Outlook and Guidance

Following the mixed third-quarter performance, Crocs Inc. has adjusted its growth expectations for the full year 2024. The company now expects revenue growth of approximately 3%, landing at the lower end of its prior guidance range of 3% to 5%.

The revised outlook reflects a divergence between its two major brands. The Crocs Brand is expected to grow approximately 8%, a slight adjustment from the previous guidance of 7% to 9%. However, HEYDUDE’s outlook has deteriorated significantly, with management now projecting a decline of approximately 14.5%, compared to the previous guidance of down 8% to 10%.

Despite the headwinds, the company maintained its adjusted diluted earnings per share guidance of $12.82 to $12.90. For the fourth quarter of 2024, Crocs expects:

  • Revenue to be flat to up slightly compared to fourth quarter 2023
  • Crocs Brand to grow approximately 2%
  • HEYDUDE Brand to decline between 6% and 4%
  • Adjusted operating margin of approximately 19.5%
  • Adjusted diluted earnings per share of $2.20 to $2.28

The company continues to demonstrate strong cash flow management, maintaining its commitment to debt reduction and shareholder returns. At quarter end, $549 million of share repurchase authorization remained available for future repurchases.

Operational Performance and Margin Analysis

Crocs demonstrated strong margin improvement in the third quarter despite broader market challenges. The company’s gross margin expanded significantly to 59.6% compared to 55.6% in the prior year, reflecting successful operational efficiency initiatives and strong pricing power.

Selling, general, and administrative expenses (SG&A) increased to $364 million, representing 34.2% of revenues compared to 29.4% in the prior year. This increase in SG&A as a percentage of revenue reflects the company’s strategic investments during the quarter, though it impacted the overall operating margin, which decreased slightly to 25.4% from 26.2% in the prior year.

The company maintained strong financial discipline through active cash management. Inventory levels showed improvement, decreasing to $367 million compared to $390 million in the prior year. This reduction in inventory demonstrates the company’s effective supply chain management and ability to align stock levels with demand.
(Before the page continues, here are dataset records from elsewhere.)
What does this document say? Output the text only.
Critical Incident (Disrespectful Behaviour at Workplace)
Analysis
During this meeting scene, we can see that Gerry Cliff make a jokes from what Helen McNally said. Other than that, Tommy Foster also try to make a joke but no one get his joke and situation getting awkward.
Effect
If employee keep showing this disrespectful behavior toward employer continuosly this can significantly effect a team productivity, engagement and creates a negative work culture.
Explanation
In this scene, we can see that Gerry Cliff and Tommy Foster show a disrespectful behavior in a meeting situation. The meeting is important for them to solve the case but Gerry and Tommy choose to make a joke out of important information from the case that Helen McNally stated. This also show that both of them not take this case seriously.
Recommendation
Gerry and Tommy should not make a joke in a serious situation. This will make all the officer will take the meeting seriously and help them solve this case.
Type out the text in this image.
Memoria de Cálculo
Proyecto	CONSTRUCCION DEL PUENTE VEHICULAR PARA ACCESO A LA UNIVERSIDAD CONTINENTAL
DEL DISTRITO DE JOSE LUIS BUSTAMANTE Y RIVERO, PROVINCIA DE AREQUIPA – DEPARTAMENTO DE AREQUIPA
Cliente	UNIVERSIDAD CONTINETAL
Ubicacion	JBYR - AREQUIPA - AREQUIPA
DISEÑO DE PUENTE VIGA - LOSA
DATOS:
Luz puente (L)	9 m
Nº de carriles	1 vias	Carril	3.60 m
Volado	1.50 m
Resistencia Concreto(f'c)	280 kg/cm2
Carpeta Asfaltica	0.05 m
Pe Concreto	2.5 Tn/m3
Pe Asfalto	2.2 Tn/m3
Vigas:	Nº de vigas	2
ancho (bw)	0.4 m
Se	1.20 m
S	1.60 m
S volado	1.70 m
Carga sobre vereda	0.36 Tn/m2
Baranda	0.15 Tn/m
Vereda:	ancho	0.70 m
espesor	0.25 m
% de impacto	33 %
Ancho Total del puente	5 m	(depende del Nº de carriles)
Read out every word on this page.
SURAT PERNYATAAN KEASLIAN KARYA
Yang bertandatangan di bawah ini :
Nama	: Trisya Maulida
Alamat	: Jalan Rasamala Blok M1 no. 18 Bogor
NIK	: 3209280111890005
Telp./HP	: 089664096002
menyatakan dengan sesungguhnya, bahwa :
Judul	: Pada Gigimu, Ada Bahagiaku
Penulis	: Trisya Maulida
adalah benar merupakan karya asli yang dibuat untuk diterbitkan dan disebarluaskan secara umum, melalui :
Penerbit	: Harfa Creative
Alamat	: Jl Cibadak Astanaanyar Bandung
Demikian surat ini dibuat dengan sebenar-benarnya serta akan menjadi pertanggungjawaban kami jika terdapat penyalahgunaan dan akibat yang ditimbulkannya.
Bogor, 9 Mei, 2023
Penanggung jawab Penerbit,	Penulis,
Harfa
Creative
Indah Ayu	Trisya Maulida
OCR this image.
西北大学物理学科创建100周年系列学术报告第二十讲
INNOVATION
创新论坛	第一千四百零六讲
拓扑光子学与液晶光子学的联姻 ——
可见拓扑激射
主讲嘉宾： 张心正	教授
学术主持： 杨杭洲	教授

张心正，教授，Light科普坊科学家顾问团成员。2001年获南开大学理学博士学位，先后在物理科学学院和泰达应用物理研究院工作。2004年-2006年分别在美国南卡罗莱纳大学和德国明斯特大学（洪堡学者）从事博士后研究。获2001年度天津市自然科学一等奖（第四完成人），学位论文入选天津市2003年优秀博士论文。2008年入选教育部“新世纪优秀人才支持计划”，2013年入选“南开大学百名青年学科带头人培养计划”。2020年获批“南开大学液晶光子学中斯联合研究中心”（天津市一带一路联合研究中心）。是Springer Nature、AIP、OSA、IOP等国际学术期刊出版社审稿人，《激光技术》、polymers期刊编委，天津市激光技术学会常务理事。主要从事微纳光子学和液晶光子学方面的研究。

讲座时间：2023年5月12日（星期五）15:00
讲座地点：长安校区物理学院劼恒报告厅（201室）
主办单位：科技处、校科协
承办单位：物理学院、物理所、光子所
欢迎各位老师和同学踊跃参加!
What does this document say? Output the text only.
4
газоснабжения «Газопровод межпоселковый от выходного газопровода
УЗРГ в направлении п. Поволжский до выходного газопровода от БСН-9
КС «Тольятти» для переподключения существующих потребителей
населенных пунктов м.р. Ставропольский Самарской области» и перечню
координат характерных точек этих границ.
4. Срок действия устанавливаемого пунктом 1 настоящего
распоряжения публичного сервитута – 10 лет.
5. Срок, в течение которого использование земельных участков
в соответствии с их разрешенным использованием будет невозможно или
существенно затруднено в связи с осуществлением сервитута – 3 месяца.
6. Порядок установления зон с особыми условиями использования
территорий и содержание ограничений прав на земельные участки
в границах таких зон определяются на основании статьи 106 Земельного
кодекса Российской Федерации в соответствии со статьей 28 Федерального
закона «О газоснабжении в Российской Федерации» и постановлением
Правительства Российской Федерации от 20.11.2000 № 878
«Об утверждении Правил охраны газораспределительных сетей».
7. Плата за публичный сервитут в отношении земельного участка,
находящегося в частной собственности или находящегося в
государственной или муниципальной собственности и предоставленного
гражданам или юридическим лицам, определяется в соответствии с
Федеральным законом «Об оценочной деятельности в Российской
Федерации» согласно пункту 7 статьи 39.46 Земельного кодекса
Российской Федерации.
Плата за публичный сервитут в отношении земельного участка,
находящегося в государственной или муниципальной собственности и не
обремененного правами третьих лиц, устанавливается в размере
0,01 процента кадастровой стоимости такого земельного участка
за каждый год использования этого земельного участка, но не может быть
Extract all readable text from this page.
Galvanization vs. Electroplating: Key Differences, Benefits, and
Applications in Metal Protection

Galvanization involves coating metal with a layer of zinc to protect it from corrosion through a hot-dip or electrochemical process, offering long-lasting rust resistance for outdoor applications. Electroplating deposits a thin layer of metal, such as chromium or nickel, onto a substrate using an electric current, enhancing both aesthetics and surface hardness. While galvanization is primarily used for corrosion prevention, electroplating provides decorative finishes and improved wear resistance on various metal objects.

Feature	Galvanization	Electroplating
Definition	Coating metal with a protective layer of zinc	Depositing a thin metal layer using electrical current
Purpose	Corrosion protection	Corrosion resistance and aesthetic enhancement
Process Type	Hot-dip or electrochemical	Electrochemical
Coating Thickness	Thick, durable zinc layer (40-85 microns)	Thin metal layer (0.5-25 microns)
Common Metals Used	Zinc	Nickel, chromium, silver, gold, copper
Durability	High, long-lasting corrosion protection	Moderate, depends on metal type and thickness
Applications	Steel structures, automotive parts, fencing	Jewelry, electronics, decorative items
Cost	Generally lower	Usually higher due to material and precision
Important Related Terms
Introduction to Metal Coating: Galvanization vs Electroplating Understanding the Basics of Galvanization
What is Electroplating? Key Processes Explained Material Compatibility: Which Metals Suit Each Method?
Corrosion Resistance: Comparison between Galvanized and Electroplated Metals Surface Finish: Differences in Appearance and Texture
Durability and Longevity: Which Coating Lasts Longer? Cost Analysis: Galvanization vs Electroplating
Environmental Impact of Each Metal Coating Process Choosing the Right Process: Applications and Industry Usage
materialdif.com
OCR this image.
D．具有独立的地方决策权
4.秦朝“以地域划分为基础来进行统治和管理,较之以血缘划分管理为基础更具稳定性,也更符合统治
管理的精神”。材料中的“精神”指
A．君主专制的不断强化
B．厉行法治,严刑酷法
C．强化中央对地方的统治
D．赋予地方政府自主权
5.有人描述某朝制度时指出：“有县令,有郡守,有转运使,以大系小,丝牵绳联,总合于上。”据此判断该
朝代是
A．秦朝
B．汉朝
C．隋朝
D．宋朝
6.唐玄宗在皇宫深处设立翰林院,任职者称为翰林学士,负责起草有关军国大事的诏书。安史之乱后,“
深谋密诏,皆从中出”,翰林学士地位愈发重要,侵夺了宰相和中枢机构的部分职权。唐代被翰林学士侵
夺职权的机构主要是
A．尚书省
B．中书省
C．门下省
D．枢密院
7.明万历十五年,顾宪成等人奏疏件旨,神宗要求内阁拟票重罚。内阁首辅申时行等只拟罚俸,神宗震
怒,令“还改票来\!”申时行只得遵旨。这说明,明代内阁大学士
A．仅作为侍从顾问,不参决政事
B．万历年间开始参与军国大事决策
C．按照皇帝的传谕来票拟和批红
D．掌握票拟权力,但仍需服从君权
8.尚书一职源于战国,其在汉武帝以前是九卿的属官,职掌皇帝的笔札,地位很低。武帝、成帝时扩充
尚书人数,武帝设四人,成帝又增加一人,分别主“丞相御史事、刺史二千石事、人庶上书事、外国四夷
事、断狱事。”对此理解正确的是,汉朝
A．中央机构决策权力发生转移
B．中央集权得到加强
Crocs shares dropped 16 percent in premarket trading after the company lowered its growth expectations and warned of sales declines

Capital expenditures were notably lower at $51 million compared to $86 million in the prior year period, indicating more selective investment in growth initiatives. Meanwhile, the company continued to strengthen its balance sheet, with total borrowings reduced to $1,422 million compared to $1,939 million in the prior year.

Looking ahead, management expects non-GAAP adjustments of approximately $28 million related to the implementation of a new enterprise resource planning (ERP) system for HEYDUDE, and costs associated with transitioning to a new HEYDUDE distribution center in Las Vegas, Nevada. The company anticipates a combined GAAP tax rate of approximately 21% and a non-GAAP effective tax rate of approximately 16%.